Yeah...what Evan said. :)
And for the record, I would say that The Matrix took itself seriously the entire time. Of course, that's part of what killed the sequels, but that's neither here nor there...
This is totally off-topic, but thinking about Wanted, then The Matrix, then Star Wars reminded me of this:
I HATE it when movies create an awesome alternate reality, really get you sucked into it, then throw something in straight from the real world. It completely throws me out of the movie. A prime example of this would be the retarded play-by-play announcing (by the annoying as hell Greg Proops, no less) of the pod race in The Phantom Menace.
It's a long time ago in a galazy far, far away! Why is there a two-headed yahoo doing crappy high school quality play-by-play?!? For another (evil) George Lucas example, see the added singing in Jedi by that long-mouthed, loud-mouthed chick in Jabba's lair.
This might be deserving of its own post, actually...
This wasn't really an adaptation of the comic book. They left out like...90% of the characters and maybe 100% of the story. The "twist" is the same, but executed in a wholly different manner.
I guess it's like I Robot, where they paid for the rights to the name but grafted a bunch of slick product endorsements to it instead of the novel. Here, they graft The Matrix onto the bare bones of Wesley Gibson sucking, then not sucking. They kinda leave out the war between supervillains (SUPERVILLAINS!) and invent the magic cotton gin from pretty much nowhere. And the Fraternity of Assassins. And a whole lot of other stuff...like Wesley being a fucking bitch for the whole movie. It's called WANTED because he's a bad person who kills and rapes a lot of things ("I raped an A-list celebrity"), but all that was conveniently left out.

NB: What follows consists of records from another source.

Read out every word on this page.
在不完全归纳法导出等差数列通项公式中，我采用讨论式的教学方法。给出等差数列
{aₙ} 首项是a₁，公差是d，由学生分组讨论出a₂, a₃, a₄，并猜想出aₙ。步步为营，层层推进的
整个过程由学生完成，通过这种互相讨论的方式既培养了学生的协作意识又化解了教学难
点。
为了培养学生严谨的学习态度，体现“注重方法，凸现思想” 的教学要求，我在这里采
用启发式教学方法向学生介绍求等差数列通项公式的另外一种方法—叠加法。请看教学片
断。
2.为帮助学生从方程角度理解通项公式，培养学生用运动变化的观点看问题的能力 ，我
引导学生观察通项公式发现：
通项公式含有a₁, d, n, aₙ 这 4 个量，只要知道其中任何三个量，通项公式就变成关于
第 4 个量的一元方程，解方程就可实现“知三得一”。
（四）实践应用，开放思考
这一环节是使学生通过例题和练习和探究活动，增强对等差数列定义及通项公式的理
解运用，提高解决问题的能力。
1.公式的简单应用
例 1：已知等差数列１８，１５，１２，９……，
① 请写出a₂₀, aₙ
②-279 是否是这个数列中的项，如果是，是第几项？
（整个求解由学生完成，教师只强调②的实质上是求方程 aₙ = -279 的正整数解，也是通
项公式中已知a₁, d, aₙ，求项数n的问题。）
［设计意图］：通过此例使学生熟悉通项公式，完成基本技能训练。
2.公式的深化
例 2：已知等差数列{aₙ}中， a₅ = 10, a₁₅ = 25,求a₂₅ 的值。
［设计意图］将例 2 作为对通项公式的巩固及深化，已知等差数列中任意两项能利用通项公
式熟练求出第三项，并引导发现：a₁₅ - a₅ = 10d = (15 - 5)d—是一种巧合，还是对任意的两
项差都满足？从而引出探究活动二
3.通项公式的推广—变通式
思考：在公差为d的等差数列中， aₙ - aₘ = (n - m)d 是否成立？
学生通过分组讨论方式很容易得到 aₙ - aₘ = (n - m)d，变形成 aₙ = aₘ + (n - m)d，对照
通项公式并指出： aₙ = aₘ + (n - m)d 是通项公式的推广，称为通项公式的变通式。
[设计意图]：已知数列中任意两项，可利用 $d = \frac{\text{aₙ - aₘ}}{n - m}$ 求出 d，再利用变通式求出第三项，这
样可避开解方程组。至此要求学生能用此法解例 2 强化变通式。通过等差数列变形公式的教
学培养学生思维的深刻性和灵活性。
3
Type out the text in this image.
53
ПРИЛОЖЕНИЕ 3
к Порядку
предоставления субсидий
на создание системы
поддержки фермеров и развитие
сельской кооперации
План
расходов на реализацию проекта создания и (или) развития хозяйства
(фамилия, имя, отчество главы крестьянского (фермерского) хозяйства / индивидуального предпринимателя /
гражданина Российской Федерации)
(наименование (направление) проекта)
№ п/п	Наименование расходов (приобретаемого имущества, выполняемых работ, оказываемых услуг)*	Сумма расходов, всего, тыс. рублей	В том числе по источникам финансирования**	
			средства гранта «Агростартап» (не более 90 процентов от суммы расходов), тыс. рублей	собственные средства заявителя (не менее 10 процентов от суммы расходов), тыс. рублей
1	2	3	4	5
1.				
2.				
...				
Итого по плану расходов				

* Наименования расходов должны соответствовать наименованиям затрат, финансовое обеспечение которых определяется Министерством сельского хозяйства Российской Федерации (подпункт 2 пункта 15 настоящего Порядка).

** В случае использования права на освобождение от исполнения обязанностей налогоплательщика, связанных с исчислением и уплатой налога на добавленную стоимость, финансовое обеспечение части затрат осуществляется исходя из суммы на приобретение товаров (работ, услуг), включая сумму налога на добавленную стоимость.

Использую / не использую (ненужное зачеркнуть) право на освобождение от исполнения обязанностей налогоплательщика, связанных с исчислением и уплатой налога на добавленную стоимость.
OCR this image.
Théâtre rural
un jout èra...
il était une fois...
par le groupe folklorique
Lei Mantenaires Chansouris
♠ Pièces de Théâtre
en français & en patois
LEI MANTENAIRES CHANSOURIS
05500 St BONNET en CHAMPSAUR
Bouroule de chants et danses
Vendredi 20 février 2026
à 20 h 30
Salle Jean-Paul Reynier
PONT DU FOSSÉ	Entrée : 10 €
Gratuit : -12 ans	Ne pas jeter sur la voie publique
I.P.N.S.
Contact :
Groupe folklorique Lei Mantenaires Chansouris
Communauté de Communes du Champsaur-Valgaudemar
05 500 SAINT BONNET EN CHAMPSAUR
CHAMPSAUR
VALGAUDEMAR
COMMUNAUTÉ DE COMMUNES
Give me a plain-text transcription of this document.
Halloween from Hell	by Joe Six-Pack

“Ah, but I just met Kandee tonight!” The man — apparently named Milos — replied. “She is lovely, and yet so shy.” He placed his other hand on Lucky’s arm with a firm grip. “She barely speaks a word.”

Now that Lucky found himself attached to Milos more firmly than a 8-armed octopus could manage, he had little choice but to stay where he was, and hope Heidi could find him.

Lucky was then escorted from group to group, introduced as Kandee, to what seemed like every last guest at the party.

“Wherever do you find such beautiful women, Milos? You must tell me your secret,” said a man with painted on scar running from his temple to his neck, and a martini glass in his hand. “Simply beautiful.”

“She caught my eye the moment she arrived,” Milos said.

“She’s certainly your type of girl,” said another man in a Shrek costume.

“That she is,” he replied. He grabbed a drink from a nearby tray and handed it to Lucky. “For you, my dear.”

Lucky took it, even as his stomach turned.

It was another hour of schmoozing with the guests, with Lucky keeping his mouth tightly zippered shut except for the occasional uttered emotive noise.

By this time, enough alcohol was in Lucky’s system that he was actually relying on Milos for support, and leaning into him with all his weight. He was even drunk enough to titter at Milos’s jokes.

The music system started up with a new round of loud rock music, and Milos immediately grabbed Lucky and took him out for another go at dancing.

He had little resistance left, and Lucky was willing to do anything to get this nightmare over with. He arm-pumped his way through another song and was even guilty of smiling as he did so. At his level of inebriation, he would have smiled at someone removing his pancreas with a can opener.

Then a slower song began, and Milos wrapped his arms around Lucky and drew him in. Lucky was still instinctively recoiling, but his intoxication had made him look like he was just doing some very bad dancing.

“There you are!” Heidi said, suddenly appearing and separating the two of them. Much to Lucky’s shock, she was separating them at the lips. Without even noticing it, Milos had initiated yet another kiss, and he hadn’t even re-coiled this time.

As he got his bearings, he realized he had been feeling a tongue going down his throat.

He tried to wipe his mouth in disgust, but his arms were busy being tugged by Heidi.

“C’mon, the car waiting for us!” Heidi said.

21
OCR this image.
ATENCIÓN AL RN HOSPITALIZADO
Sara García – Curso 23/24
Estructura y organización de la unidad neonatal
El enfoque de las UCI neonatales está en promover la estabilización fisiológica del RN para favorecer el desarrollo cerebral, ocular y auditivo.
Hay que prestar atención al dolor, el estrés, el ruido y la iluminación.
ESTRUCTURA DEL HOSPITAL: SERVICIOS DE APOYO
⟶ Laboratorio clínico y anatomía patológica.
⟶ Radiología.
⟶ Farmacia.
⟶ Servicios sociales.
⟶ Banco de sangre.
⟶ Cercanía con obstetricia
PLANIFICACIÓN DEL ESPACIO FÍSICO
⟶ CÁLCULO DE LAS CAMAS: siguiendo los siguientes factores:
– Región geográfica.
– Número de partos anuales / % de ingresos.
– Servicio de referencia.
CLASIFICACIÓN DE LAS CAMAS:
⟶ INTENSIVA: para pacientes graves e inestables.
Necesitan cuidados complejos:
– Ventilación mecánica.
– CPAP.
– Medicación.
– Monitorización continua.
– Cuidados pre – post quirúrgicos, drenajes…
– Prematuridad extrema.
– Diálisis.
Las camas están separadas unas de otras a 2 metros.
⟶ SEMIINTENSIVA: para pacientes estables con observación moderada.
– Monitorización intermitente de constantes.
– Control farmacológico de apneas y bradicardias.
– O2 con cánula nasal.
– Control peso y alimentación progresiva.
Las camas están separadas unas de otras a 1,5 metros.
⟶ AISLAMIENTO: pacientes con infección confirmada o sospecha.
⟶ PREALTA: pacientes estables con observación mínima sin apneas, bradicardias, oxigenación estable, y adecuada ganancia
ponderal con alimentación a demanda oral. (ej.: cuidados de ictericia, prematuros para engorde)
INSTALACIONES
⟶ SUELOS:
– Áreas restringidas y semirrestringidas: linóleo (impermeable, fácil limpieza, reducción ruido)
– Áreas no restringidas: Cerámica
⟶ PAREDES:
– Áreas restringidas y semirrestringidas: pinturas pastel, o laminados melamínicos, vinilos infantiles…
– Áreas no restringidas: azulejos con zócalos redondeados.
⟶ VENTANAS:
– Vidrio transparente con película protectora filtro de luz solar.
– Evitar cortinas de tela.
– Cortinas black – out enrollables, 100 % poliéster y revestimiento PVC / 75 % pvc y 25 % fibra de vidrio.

It was still a decent bit of fun.
Well this is interesting. You're one of only a couple of people I've heard ride the fence on this one. It's either been all out hate or all out love. Not having seen it, I don't expect I'd land much higher than you did.
I thought I was going to love this movie. I wanted to love it. I was willing to love it. But then I sorta didn't. Evan derrick said it best - I needed SOME justification to tolerate all the violence, and never got it. What made something like "Kill Bill" so exhilarating was completely absent here, leaving me uncomfortable and feeling a little guilty anytime something cool did happen. Shame.
Fletch, wow we did split on this one. I wanted little more than bloody good fun and so I was pleased. I was just ticked that they had to throw in the voiceover spiel at the end, as a way to justify there whole carnage-fest as some sort of morality tale. Pfft, just put a bullet in 'em and be done with it like any action movie worth its salt.